Ok, so hopefully you've got a nice system for handling errors within your ColdFusion application. (And if not, don't worry, there's a guide for that.) And maybe you even have your error handler sending you a nice, informative email on every error. Great. Until one day something goes haywire and you end up with 1000 emails in your inbox. (Although that's never happened to me. Honest. Well, not this week. I mean today.) Wouldn't it be nice if you could send email - but perhaps tell ColdFusion to not send the same email within a timeframe? Here is my stab at building such a service.
I began by defining an API in my mind. I'd pass to my method an object containing all my mail properties. This would be used for the actual cfmail tag that. Next we will provide a simple timeout value. We will use minutes so that a value of 5 means "If I try to send the same email within 5 minutes, don't send it again." And finally, let's get a bit complex. If your email is partially dynamic, perhaps it has a URL variable printed in it, we don't have each one to fire off a new message when the core reason for the email hasn't changed. So our final attribute will be a simple regex that will be run against the body. Here is the code I came up with:
<cfcomponent output="false">
<cfset variables.cache = {}>
<cffunction name="throttleSend" access="public" output="false" returnType="boolean">
<cfargument name="mail" type="struct" required="true" hint="Structure of args for the mail.">
<cfargument name="limit" type="numeric" required="true" hint="Number of minutes to wait before sending again.">
<cfargument name="regex" type="string" required="false" hint="This regex is performed on your mail body. Helps remove items that may be dynamic in the body but should not be considered for caching.">
<!--- used for required mail tags --->
<cfset var reqlist = "to,from,subject,body">
<cfset var l = "">
<cfset var body = "">
<cfset var cacheBody = "">
<cfset var hashKey = "">
<!--- quickly validate the mail object --->
<cfloop index="l" list="#reqlist#">
<cfif not structKeyExists(arguments.mail, l)>
<cfthrow message="mail object is missing required key #l#">
</cfif>
</cfloop>
<!--- Ok, first, create the hash --->
<cfset body = arguments.mail.body>
<cfif structKeyExists(arguments, "regex")>
<cfset cacheBody = rereplace(body,regex,"","all")>
<cfset hashKey = hash(arguments.mail.to & " " & arguments.mail.subject & " " & cacheBody)>
<cfelse>
<cfset hashKey = hash(arguments.mail.to & " " & arguments.mail.subject & " " & body)>
</cfif>
<!--- If we already sent it and it hasn't expired, don't do squat --->
<cfif structKeyExists(variables.cache, hashKey) and dateCompare(now(), variables.cache[hashKey]) is -1>
<cfreturn false>
</cfif>
<!--- Ok, so we need to mail --->
<cfmail attributecollection="#arguments.mail#">#body#</cfmail>
<cfset variables.cache[hashKey] = dateAdd("n", arguments.limit, now())>
<cfreturn true>
</cffunction>
</cfcomponent>
From top to bottom, the CFC begins by creating a Variables scoped cache. This will store our 'memory' in terms of what we have already emailed. The main function, throttleSend, begins by first doing quick validation on the keys of the mail object passed in. As far as I know, these are the only required arguments for cfmail (as long as you have a server defined elsewhere). Next we need to do some work on the mail body. We have an optional regex and if supplied, we need need to run it against the body of our mail. We create a hash value based on the to, subject, and body of the email. The regexed version checks the cleaned body while the non-regexed version just uses the body as is. I chose these three values randomly. You can may want to only check the body, or just the subject (although that makes the regex feature pointless).

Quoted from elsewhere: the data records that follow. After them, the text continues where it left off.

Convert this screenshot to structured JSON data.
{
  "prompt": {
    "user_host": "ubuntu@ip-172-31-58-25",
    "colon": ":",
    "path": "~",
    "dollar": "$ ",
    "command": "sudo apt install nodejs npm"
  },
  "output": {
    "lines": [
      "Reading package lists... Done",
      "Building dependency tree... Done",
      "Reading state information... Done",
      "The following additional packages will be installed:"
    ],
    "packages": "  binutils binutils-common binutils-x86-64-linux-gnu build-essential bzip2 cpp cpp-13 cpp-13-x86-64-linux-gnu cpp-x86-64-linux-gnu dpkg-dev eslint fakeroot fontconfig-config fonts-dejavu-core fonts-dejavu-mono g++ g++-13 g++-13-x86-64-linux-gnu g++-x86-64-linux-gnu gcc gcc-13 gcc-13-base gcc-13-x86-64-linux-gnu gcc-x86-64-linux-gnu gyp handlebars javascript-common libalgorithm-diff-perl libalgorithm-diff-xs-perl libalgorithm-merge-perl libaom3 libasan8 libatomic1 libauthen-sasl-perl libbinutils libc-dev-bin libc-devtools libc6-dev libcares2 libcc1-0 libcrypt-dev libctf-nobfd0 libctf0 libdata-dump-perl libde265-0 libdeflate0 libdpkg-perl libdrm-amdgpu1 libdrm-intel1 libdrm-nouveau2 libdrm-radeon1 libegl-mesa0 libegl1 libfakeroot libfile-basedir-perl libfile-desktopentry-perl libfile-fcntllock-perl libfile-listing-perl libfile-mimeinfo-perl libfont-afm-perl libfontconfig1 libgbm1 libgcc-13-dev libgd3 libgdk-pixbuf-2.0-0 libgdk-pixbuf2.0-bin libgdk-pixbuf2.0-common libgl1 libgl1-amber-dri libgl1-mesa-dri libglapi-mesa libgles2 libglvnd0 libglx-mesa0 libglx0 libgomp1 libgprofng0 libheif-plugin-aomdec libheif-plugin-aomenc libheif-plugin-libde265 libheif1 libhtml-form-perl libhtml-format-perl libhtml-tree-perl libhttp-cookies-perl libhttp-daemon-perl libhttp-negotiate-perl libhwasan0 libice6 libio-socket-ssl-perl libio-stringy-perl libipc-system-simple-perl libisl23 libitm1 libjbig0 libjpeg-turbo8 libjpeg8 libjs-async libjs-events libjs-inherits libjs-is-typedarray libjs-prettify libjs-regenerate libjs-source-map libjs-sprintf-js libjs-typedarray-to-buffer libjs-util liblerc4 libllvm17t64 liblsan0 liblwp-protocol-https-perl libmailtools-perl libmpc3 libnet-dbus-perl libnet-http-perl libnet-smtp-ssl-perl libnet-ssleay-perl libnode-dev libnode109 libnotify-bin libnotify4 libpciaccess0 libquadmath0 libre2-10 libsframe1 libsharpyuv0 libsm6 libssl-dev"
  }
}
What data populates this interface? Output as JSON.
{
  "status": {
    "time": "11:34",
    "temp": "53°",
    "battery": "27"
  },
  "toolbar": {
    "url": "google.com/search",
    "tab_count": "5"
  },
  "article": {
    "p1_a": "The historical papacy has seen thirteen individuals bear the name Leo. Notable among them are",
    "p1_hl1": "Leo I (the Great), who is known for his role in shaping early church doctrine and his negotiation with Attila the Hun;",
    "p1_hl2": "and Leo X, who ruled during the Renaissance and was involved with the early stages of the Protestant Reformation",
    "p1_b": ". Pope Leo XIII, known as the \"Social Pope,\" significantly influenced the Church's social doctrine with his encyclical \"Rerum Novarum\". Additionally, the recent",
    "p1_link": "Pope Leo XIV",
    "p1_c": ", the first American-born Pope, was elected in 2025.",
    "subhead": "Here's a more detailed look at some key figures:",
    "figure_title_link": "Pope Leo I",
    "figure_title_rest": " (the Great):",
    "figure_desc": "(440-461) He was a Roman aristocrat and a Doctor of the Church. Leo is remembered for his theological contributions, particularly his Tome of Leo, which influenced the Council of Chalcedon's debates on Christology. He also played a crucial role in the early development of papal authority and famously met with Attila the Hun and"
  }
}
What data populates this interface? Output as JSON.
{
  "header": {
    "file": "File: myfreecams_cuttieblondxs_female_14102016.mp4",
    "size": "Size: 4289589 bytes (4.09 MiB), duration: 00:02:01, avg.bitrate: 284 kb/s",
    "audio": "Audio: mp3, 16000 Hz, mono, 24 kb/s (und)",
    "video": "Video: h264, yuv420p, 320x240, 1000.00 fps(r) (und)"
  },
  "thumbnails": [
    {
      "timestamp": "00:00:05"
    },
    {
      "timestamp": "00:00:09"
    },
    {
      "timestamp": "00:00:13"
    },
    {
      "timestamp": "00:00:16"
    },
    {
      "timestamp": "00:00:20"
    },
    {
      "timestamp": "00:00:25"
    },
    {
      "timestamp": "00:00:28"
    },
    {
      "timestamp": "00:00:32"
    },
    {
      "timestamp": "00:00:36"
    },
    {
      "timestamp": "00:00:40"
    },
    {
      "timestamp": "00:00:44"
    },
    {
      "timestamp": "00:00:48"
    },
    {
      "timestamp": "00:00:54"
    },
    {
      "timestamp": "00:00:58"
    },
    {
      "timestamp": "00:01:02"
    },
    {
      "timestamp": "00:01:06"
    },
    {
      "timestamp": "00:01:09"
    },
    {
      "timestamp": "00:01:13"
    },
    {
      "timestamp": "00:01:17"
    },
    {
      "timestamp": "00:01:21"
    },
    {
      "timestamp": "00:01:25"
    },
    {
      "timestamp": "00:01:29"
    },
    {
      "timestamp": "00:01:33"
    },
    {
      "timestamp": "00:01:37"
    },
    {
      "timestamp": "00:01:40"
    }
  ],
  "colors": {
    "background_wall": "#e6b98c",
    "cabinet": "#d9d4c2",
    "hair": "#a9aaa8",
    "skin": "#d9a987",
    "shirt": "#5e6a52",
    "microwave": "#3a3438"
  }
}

Once we have the hashed value, we can check for it within our cache variable and if it exists, and hasn't expired, we actually send the mail. We then store the hash and create an expirey date and we're done. I made the method return false if the message wasn't sent because I thought there was a chance you may want to know this. Now here is a small template that shows how I tested it:
<cfapplication name="mtdemo">
<cfif not structKeyExists(application, "throttler") or structKeyExists(url,"init")>
<cfset application.throttler = new mailthrottle()>
</cfif>
<cfset mailOb = {
to="ray@camdenfamily.com",
from="ray@camdenfamily.com",
subject="Error about X!",
body="This is the body of the email."
}>
<cfset res = application.throttler.throttleSend (mailOb,2)>
<cfoutput>result was #res#</cfoutput>
<p/>
<cfset mailOb = {
to="ray@camdenfamily.com",
from="ray@camdenfamily.com",
subject="Error about X!",
body="This is the body of the email. Random: #randRange(1,100)#"
}>
<cfset res = application.throttler.throttleSend (mailOb,2,"Random: [0-9]{1,3}")>
<cfoutput>result was #res#</cfoutput>
In the first example I've got a static email. In the second one I've got a bit of dynamicness to it, but I can use the optional third regex value to remove it. What's cool though is that it only removes it from the check. When the email goes out, it includes the value.
Archived Comments
Why not just use a cache name (i.e. key) for the e-mail instead of using the body text and regex for caching--which can get ugly.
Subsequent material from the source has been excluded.